TIME’s first ever Kid of the Year is only 15


“I was 10 when I told my parents I wanted to research carbon nanotube sensor technology. My mom was like what?” said Gitanjali Rao

At only 15, Gitanjali Rao has been selected from a field of more than 5,000 US nominees as TIME’s first ever Kid of the Year.

Rao’s astonishing work includes using technology to tackle issues ranging from contaminated drinking water to opioid addiction and cyberbullying, with her mission to create a global community of young innovators to solve problems the world over standing out as an inspiration to many.

“I was like 10 when I told my parents that I wanted to research carbon nanotube sensor technology at the Denver Water quality research lab, and my mom was like, A what?” the young scientist told actor and activist Angelina Jolie in an interview over Zoom from her home in Colorado.

“I’m a very curious person if there’s one thing you need to know about me. I just love learning about the environment, the ecology, I just like learning in general so everything in school is super fun,” she revealed, saying she cannot see a world filled with kindness without science and technology being involved.

One of her latest innovations, an app called Kindly, is here to help prevent cyberbullying.

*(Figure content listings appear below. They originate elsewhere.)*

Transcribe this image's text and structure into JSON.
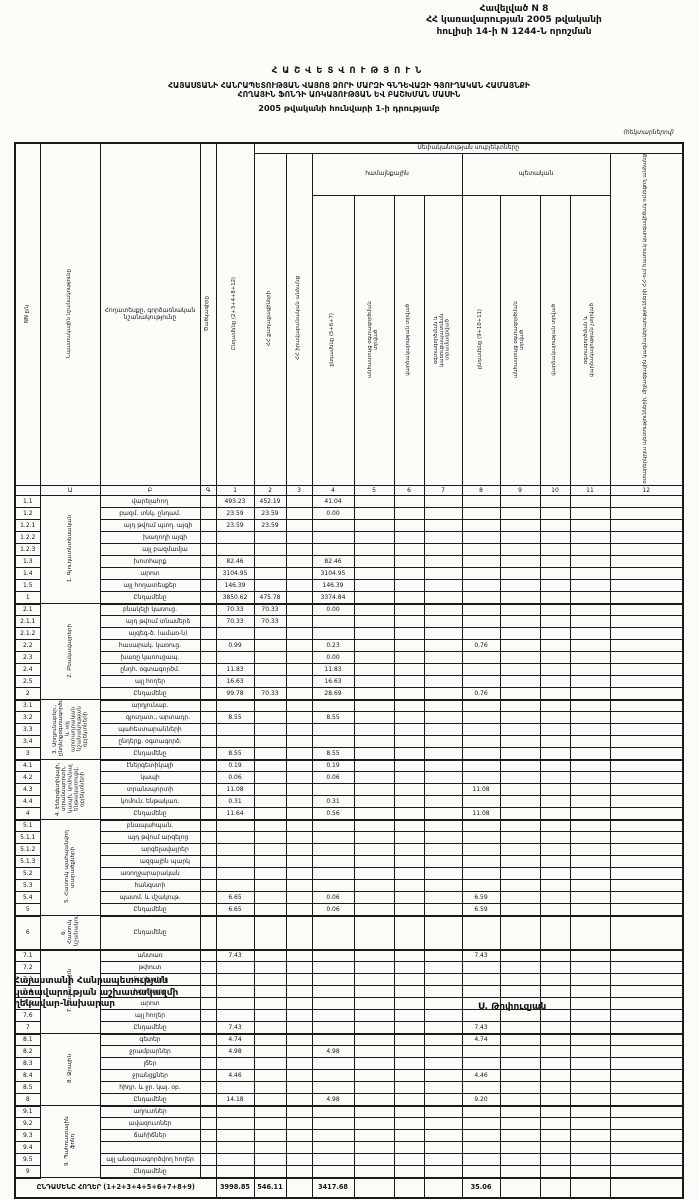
{
  "appendix": {
    "line1": "Հավելված N 8",
    "line2": "ՀՀ կառավարության 2005 թվականի",
    "line3": "հուլիսի 14-ի N 1244-Ն որոշման"
  },
  "title": {
    "line1": "ՀԱՇՎԵՏՎՈՒԹՅՈՒՆ",
    "line2": "ՀԱՅԱՍՏԱՆԻ ՀԱՆՐԱՊԵՏՈՒԹՅԱՆ ՎԱՅՈՑ ՁՈՐԻ ՄԱՐԶԻ ԳՆԴԵՎԱԶԻ ԳՅՈՒՂԱԿԱՆ ՀԱՄԱՅՆՔԻ",
    "line3": "ՀՈՂԱՅԻՆ ՖՈՆԴԻ ԱՌԿԱՅՈՒԹՅԱՆ ԵՎ ԲԱՇԽՄԱՆ ՄԱՍԻՆ",
    "line4": "2005 թվականի հունվարի 1-ի դրությամբ",
    "units": "(հեկտարներով)"
  },
  "table": {
    "corner": {
      "nn": "NN ը/կ",
      "purpose": "Նպատակային նշանակությունը",
      "landtype": "Հողատեսքը, գործառնական նշանակությունը",
      "code": "Ծածկագիրը"
    },
    "ownership_span": "Սեփականության սուբյեկտները",
    "groups": {
      "community": "համայնքային",
      "state": "պետական"
    },
    "cols": {
      "c1": "Ընդամենը (2+3+4+8+12)",
      "c2": "ՀՀ քաղաքացիների",
      "c3": "ՀՀ իրավաբանական անձանց",
      "c4": "ընդամենը (5+6+7)",
      "c5": "անհատույց օգտագործման տրված",
      "c6": "վարձակալության տրված",
      "c7": "օգտագործման և կառուցապատման տրամադրված",
      "c8": "ընդամենը (9+10+11)",
      "c9": "անհատույց օգտագործման տրված",
      "c10": "վարձակալության տրված",
      "c11": "օգտագործման և վարձակալության չտրված",
      "c12": "օտարերկրյա պետությունների, միջազգային կազմակերպությունների ՀՀ-ում հատուկ կարգավիճակ ունեցող անձանց"
    },
    "number_row": [
      "",
      "Ա",
      "Բ",
      "Գ",
      "1",
      "2",
      "3",
      "4",
      "5",
      "6",
      "7",
      "8",
      "9",
      "10",
      "11",
      "12"
    ],
    "sections": [
      {
        "label": "1. Գյուղատնտեսական",
        "rows": [
          {
            "no": "1.1",
            "name": "վարելահող",
            "c1": "493.23",
            "c2": "452.19",
            "c4": "41.04"
          },
          {
            "no": "1.2",
            "name": "բազմ. տնկ. ընդամ.",
            "c1": "23.59",
            "c2": "23.59",
            "c4": "0.00"
          },
          {
            "no": "1.2.1",
            "name": "այդ թվում պտղ. այգի",
            "indent": 1,
            "c1": "23.59",
            "c2": "23.59"
          },
          {
            "no": "1.2.2",
            "name": "խաղողի այգի",
            "indent": 2
          },
          {
            "no": "1.2.3",
            "name": "այլ բազմամյա",
            "indent": 2
          },
          {
            "no": "1.3",
            "name": "խոտհարք",
            "c1": "82.46",
            "c4": "82.46"
          },
          {
            "no": "1.4",
            "name": "արոտ",
            "c1": "3104.95",
            "c4": "3104.95"
          },
          {
            "no": "1.5",
            "name": "այլ հողատեսքեր",
            "c1": "146.39",
            "c4": "146.39"
          },
          {
            "no": "1",
            "name": "Ընդամենը",
            "total": true,
            "c1": "3850.62",
            "c2": "475.78",
            "c4": "3374.84"
          }
        ]
      },
      {
        "label": "2. Բնակավայրերի",
        "rows": [
          {
            "no": "2.1",
            "name": "բնակելի կառուց.",
            "c1": "70.33",
            "c2": "70.33",
            "c4": "0.00"
          },
          {
            "no": "2.1.1",
            "name": "այդ թվում տնամերձ",
            "indent": 1,
            "c1": "70.33",
            "c2": "70.33"
          },
          {
            "no": "2.1.2",
            "name": "այգեգ-ծ. (ամառ-ն)",
            "indent": 1
          },
          {
            "no": "2.2",
            "name": "հասարակ. կառուց.",
            "c1": "0.99",
            "c4": "0.23",
            "c8": "0.76"
          },
          {
            "no": "2.3",
            "name": "խառը կառուցապ.",
            "c4": "0.00"
          },
          {
            "no": "2.4",
            "name": "ընդհ. օգտագործմ.",
            "c1": "11.83",
            "c4": "11.83"
          },
          {
            "no": "2.5",
            "name": "այլ հողեր",
            "c1": "16.63",
            "c4": "16.63"
          },
          {
            "no": "2",
            "name": "Ընդամենը",
            "total": true,
            "c1": "99.78",
            "c2": "70.33",
            "c4": "28.69",
            "c8": "0.76"
          }
        ]
      },
      {
        "label": "3. Արդյունաբեր., ընդերքօգտագործման և այլ արտադրական նշանակության օբյեկտների",
        "rows": [
          {
            "no": "3.1",
            "name": "արդյունաբ."
          },
          {
            "no": "3.2",
            "name": "գյուղատ., արտադր.",
            "indent": 1,
            "c1": "8.55",
            "c4": "8.55"
          },
          {
            "no": "3.3",
            "name": "պահեստարանների"
          },
          {
            "no": "3.4",
            "name": "ընդերք. օգտագործ."
          },
          {
            "no": "3",
            "name": "Ընդամենը",
            "total": true,
            "c1": "8.55",
            "c4": "8.55"
          }
        ]
      },
      {
        "label": "4. Էներգետիկայի, տրանսպորտի, կապի, կոմունալ ենթակառուցվ. օբյեկտների",
        "rows": [
          {
            "no": "4.1",
            "name": "էներգետիկայի",
            "c1": "0.19",
            "c4": "0.19"
          },
          {
            "no": "4.2",
            "name": "կապի",
            "c1": "0.06",
            "c4": "0.06"
          },
          {
            "no": "4.3",
            "name": "տրանսպորտի",
            "c1": "11.08",
            "c8": "11.08"
          },
          {
            "no": "4.4",
            "name": "կոմուն. ենթակառ.",
            "c1": "0.31",
            "c4": "0.31"
          },
          {
            "no": "4",
            "name": "Ընդամենը",
            "total": true,
            "c1": "11.64",
            "c4": "0.56",
            "c8": "11.08"
          }
        ]
      },
      {
        "label": "5. Հատուկ պահպանվող տարածքների",
        "rows": [
          {
            "no": "5.1",
            "name": "բնապահպան."
          },
          {
            "no": "5.1.1",
            "name": "այդ թվում արգելոց",
            "indent": 1
          },
          {
            "no": "5.1.2",
            "name": "արգելավայրեր",
            "indent": 2
          },
          {
            "no": "5.1.3",
            "name": "ազգային պարկ",
            "indent": 2
          },
          {
            "no": "5.2",
            "name": "առողջարարական"
          },
          {
            "no": "5.3",
            "name": "հանգստի"
          },
          {
            "no": "5.4",
            "name": "պատմ. և մշակութ.",
            "c1": "6.65",
            "c4": "0.06",
            "c8": "6.59"
          },
          {
            "no": "5",
            "name": "Ընդամենը",
            "total": true,
            "c1": "6.65",
            "c4": "0.06",
            "c8": "6.59"
          }
        ]
      },
      {
        "label": "6. Հատուկ նշանակության",
        "rows": [
          {
            "no": "6",
            "name": "Ընդամենը",
            "total": true,
            "tall": true
          }
        ]
      },
      {
        "label": "7. Անտառային",
        "rows": [
          {
            "no": "7.1",
            "name": "անտառ",
            "c1": "7.43",
            "c8": "7.43"
          },
          {
            "no": "7.2",
            "name": "թփուտ"
          },
          {
            "no": "7.3",
            "name": "վարելահող"
          },
          {
            "no": "7.4",
            "name": "խոտհարք"
          },
          {
            "no": "7.5",
            "name": "արոտ"
          },
          {
            "no": "7.6",
            "name": "այլ հողեր"
          },
          {
            "no": "7",
            "name": "Ընդամենը",
            "total": true,
            "c1": "7.43",
            "c8": "7.43"
          }
        ]
      },
      {
        "label": "8. Ջրային",
        "rows": [
          {
            "no": "8.1",
            "name": "գետեր",
            "c1": "4.74",
            "c8": "4.74"
          },
          {
            "no": "8.2",
            "name": "ջրամբարներ",
            "c1": "4.98",
            "c4": "4.98"
          },
          {
            "no": "8.3",
            "name": "լճեր"
          },
          {
            "no": "8.4",
            "name": "ջրանցքներ",
            "c1": "4.46",
            "c8": "4.46"
          },
          {
            "no": "8.5",
            "name": "հիդր. և ջր. կայ. օբ."
          },
          {
            "no": "8",
            "name": "Ընդամենը",
            "total": true,
            "c1": "14.18",
            "c4": "4.98",
            "c8": "9.20"
          }
        ]
      },
      {
        "label": "9. Պահուստային ֆոնդ",
        "rows": [
          {
            "no": "9.1",
            "name": "աղուտներ"
          },
          {
            "no": "9.2",
            "name": "ավազուտներ"
          },
          {
            "no": "9.3",
            "name": "ճահիճներ"
          },
          {
            "no": "9.4",
            "name": ""
          },
          {
            "no": "9.5",
            "name": "այլ անօգտագործվող հողեր"
          },
          {
            "no": "9",
            "name": "Ընդամենը",
            "total": true
          }
        ]
      }
    ],
    "grand_total": {
      "label": "ԸՆԴԱՄԵՆԸ ՀՈՂԵՐ (1+2+3+4+5+6+7+8+9)",
      "c1": "3998.85",
      "c2": "546.11",
      "c4": "3417.68",
      "c8": "35.06"
    }
  },
  "footer": {
    "line1": "Հայաստանի Հանրապետության",
    "line2": "կառավարության աշխատակազմի",
    "line3": "ղեկավար-նախարար",
    "signature": "Ս. Թոփուզյան"
  }
}
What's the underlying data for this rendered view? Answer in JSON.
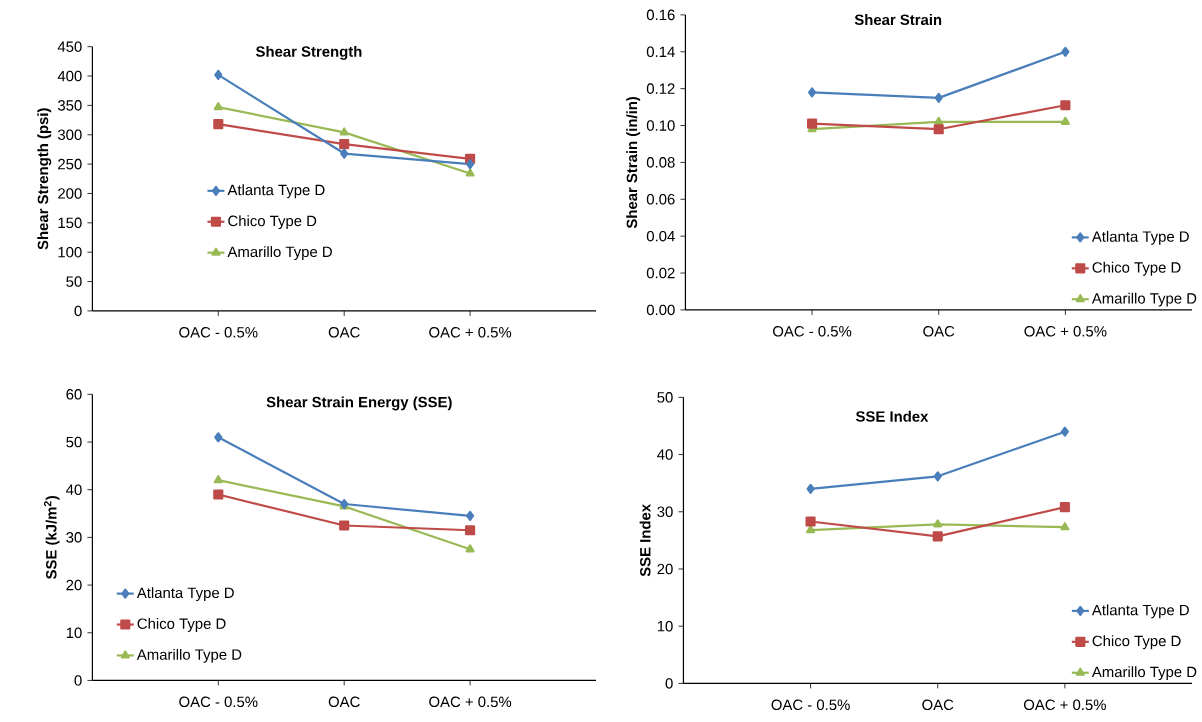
{
  "chart_data": [
    {
      "type": "line",
      "title": "Shear Strength",
      "ylabel": "Shear Strength (psi)",
      "categories": [
        "OAC - 0.5%",
        "OAC",
        "OAC + 0.5%"
      ],
      "ylim": [
        0,
        450
      ],
      "yticks": [
        0,
        50,
        100,
        150,
        200,
        250,
        300,
        350,
        400,
        450
      ],
      "legend": "bottom",
      "series": [
        {
          "name": "Atlanta Type D",
          "color": "#4a7ebb",
          "marker": "diamond",
          "values": [
            402,
            268,
            250
          ]
        },
        {
          "name": "Chico Type D",
          "color": "#be4b48",
          "marker": "square",
          "values": [
            318,
            284,
            259
          ]
        },
        {
          "name": "Amarillo Type D",
          "color": "#98b954",
          "marker": "triangle",
          "values": [
            347,
            304,
            234
          ]
        }
      ]
    },
    {
      "type": "line",
      "title": "Shear Strain",
      "ylabel": "Shear Strain (in/in)",
      "categories": [
        "OAC - 0.5%",
        "OAC",
        "OAC + 0.5%"
      ],
      "ylim": [
        0,
        0.16
      ],
      "yticks": [
        {
          "value": 0,
          "label": "0.00"
        },
        {
          "value": 0.02,
          "label": "0.02"
        },
        {
          "value": 0.04,
          "label": "0.04"
        },
        {
          "value": 0.06,
          "label": "0.06"
        },
        {
          "value": 0.08,
          "label": "0.08"
        },
        {
          "value": 0.1,
          "label": "0.10"
        },
        {
          "value": 0.12,
          "label": "0.12"
        },
        {
          "value": 0.14,
          "label": "0.14"
        },
        {
          "value": 0.16,
          "label": "0.16"
        }
      ],
      "legend": "bottom right",
      "series": [
        {
          "name": "Atlanta Type D",
          "color": "#4a7ebb",
          "marker": "diamond",
          "values": [
            0.118,
            0.115,
            0.14
          ]
        },
        {
          "name": "Chico Type D",
          "color": "#be4b48",
          "marker": "square",
          "values": [
            0.101,
            0.098,
            0.111
          ]
        },
        {
          "name": "Amarillo Type D",
          "color": "#98b954",
          "marker": "triangle",
          "values": [
            0.098,
            0.102,
            0.102
          ]
        }
      ]
    },
    {
      "type": "line",
      "title": "Shear Strain Energy (SSE)",
      "ylabel": "SSE (kJ/m$^{2}$)",
      "categories": [
        "OAC - 0.5%",
        "OAC",
        "OAC + 0.5%"
      ],
      "ylim": [
        0,
        60
      ],
      "yticks": [
        0,
        10,
        20,
        30,
        40,
        50,
        60
      ],
      "legend": "bottom left",
      "series": [
        {
          "name": "Atlanta Type D",
          "color": "#4a7ebb",
          "marker": "diamond",
          "values": [
            51,
            37,
            34.5
          ]
        },
        {
          "name": "Chico Type D",
          "color": "#be4b48",
          "marker": "square",
          "values": [
            39,
            32.5,
            31.5
          ]
        },
        {
          "name": "Amarillo Type D",
          "color": "#98b954",
          "marker": "triangle",
          "values": [
            42,
            36.5,
            27.5
          ]
        }
      ]
    },
    {
      "type": "line",
      "title": "SSE Index",
      "ylabel": "SSE Index",
      "categories": [
        "OAC - 0.5%",
        "OAC",
        "OAC + 0.5%"
      ],
      "ylim": [
        0,
        50
      ],
      "yticks": [
        0,
        10,
        20,
        30,
        40,
        50
      ],
      "legend": "bottom right",
      "series": [
        {
          "name": "Atlanta Type D",
          "color": "#4a7ebb",
          "marker": "diamond",
          "values": [
            34,
            36.2,
            44
          ]
        },
        {
          "name": "Chico Type D",
          "color": "#be4b48",
          "marker": "square",
          "values": [
            28.3,
            25.7,
            30.8
          ]
        },
        {
          "name": "Amarillo Type D",
          "color": "#98b954",
          "marker": "triangle",
          "values": [
            26.8,
            27.8,
            27.3
          ]
        }
      ]
    }
  ]
}
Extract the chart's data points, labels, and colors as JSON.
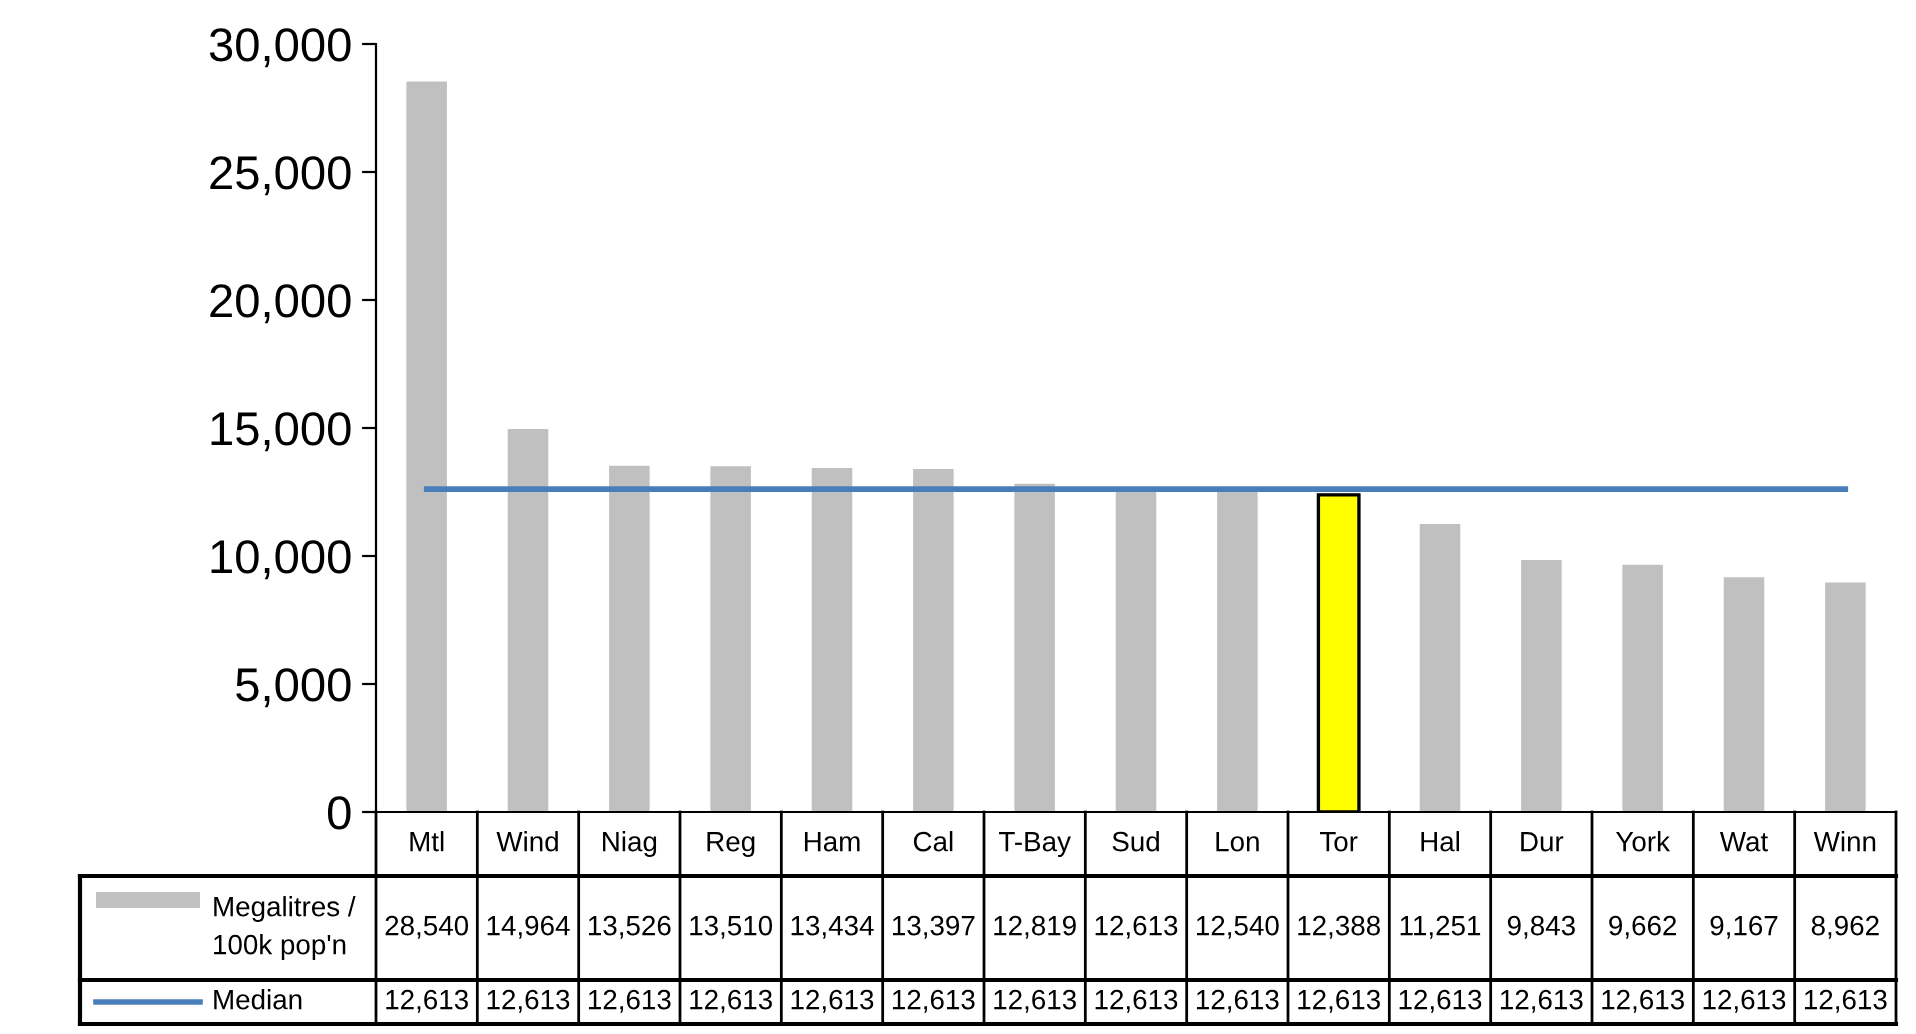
{
  "chart_data": {
    "type": "bar",
    "categories": [
      "Mtl",
      "Wind",
      "Niag",
      "Reg",
      "Ham",
      "Cal",
      "T-Bay",
      "Sud",
      "Lon",
      "Tor",
      "Hal",
      "Dur",
      "York",
      "Wat",
      "Winn"
    ],
    "series": [
      {
        "name": "Megalitres / 100k pop'n",
        "color": "#c0c0c0",
        "colors": [
          "#c0c0c0",
          "#c0c0c0",
          "#c0c0c0",
          "#c0c0c0",
          "#c0c0c0",
          "#c0c0c0",
          "#c0c0c0",
          "#c0c0c0",
          "#c0c0c0",
          "#ffff00",
          "#c0c0c0",
          "#c0c0c0",
          "#c0c0c0",
          "#c0c0c0",
          "#c0c0c0"
        ],
        "values": [
          28540,
          14964,
          13526,
          13510,
          13434,
          13397,
          12819,
          12613,
          12540,
          12388,
          11251,
          9843,
          9662,
          9167,
          8962
        ],
        "value_labels": [
          "28,540",
          "14,964",
          "13,526",
          "13,510",
          "13,434",
          "13,397",
          "12,819",
          "12,613",
          "12,540",
          "12,388",
          "11,251",
          "9,843",
          "9,662",
          "9,167",
          "8,962"
        ]
      },
      {
        "name": "Median",
        "type": "line",
        "color": "#4a7ebb",
        "values": [
          12613,
          12613,
          12613,
          12613,
          12613,
          12613,
          12613,
          12613,
          12613,
          12613,
          12613,
          12613,
          12613,
          12613,
          12613
        ],
        "value_labels": [
          "12,613",
          "12,613",
          "12,613",
          "12,613",
          "12,613",
          "12,613",
          "12,613",
          "12,613",
          "12,613",
          "12,613",
          "12,613",
          "12,613",
          "12,613",
          "12,613",
          "12,613"
        ]
      }
    ],
    "ylim": [
      0,
      30000
    ],
    "yticks": [
      0,
      {
        "value": 5000,
        "label": "5,000"
      },
      {
        "value": 10000,
        "label": "10,000"
      },
      {
        "value": 15000,
        "label": "15,000"
      },
      {
        "value": 20000,
        "label": "20,000"
      },
      {
        "value": 25000,
        "label": "25,000"
      },
      {
        "value": 30000,
        "label": "30,000"
      }
    ],
    "legend": "bottom left"
  }
}
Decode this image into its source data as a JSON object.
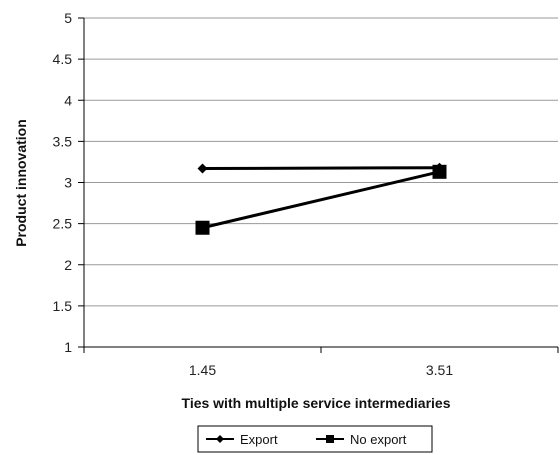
{
  "chart_data": {
    "type": "line",
    "title": "",
    "xlabel": "Ties with multiple service intermediaries",
    "ylabel": "Product innovation",
    "categories": [
      "1.45",
      "3.51"
    ],
    "ylim": [
      1,
      5
    ],
    "yticks": [
      "1",
      "1.5",
      "2",
      "2.5",
      "3",
      "3.5",
      "4",
      "4.5",
      "5"
    ],
    "grid": true,
    "legend_position": "bottom",
    "series": [
      {
        "name": "Export",
        "values": [
          3.17,
          3.18
        ],
        "marker": "diamond",
        "color": "#000000"
      },
      {
        "name": "No export",
        "values": [
          2.45,
          3.13
        ],
        "marker": "square",
        "color": "#000000"
      }
    ]
  }
}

“I started to hard-code in some words that could be considered bullying, and then my engine took those words and identified words that are similar,” Rao revealed, talking about how the app worked.

“You type in a word or phrase, and it’s able to pick it up if it’s bullying, and it gives you the option to edit it or send it the way it is. The goal is not to punish. As a teenager, I know teenagers tend to lash out sometimes. Instead, it gives you the chance to rethink what you’re saying so that you know what to do next time around.”

In a way, Gitanjali thinks this is not micro-managing teenagers but instead giving them an opportunity to learn from their mistakes.

She also spoke about how her goal had shifted not only from creating her own devices to solve the world’s problems, but inspiring others to do the same as well, since she wanted to see more people like her in the field.

“I don’t look like your typical scientist. Everything I see on TV is that it’s an older, usually white man as a scientist. It’s weird to me that it was almost like people had assigned roles, regarding like their gender, their age, the color of their skin.”

“It’s not easy when you don’t see anyone else like you. So I really want to put out the message that If I can do it, you can do it, and anyone can do it.”

Gitanjali also revealed currently working on an easy way to help detect bio-contaminants in water—things like parasites.

“I’m hoping for this to be something that’s inexpensive and accurate so that people in third-world countries can identify what’s in their water.”

“I recently hit my goal of 30,000 students who I have mentored, which is super exciting. It’s like creating a community of innovators. I really hope the work that all of these kids are doing identifies innovation as a necessity and not something that’s a choice anymore. I hope I can be a small part of that.”

Rao also has an inspiring message for other youngsters: “Don’t try to fix every problem, just focus on one that excites you.”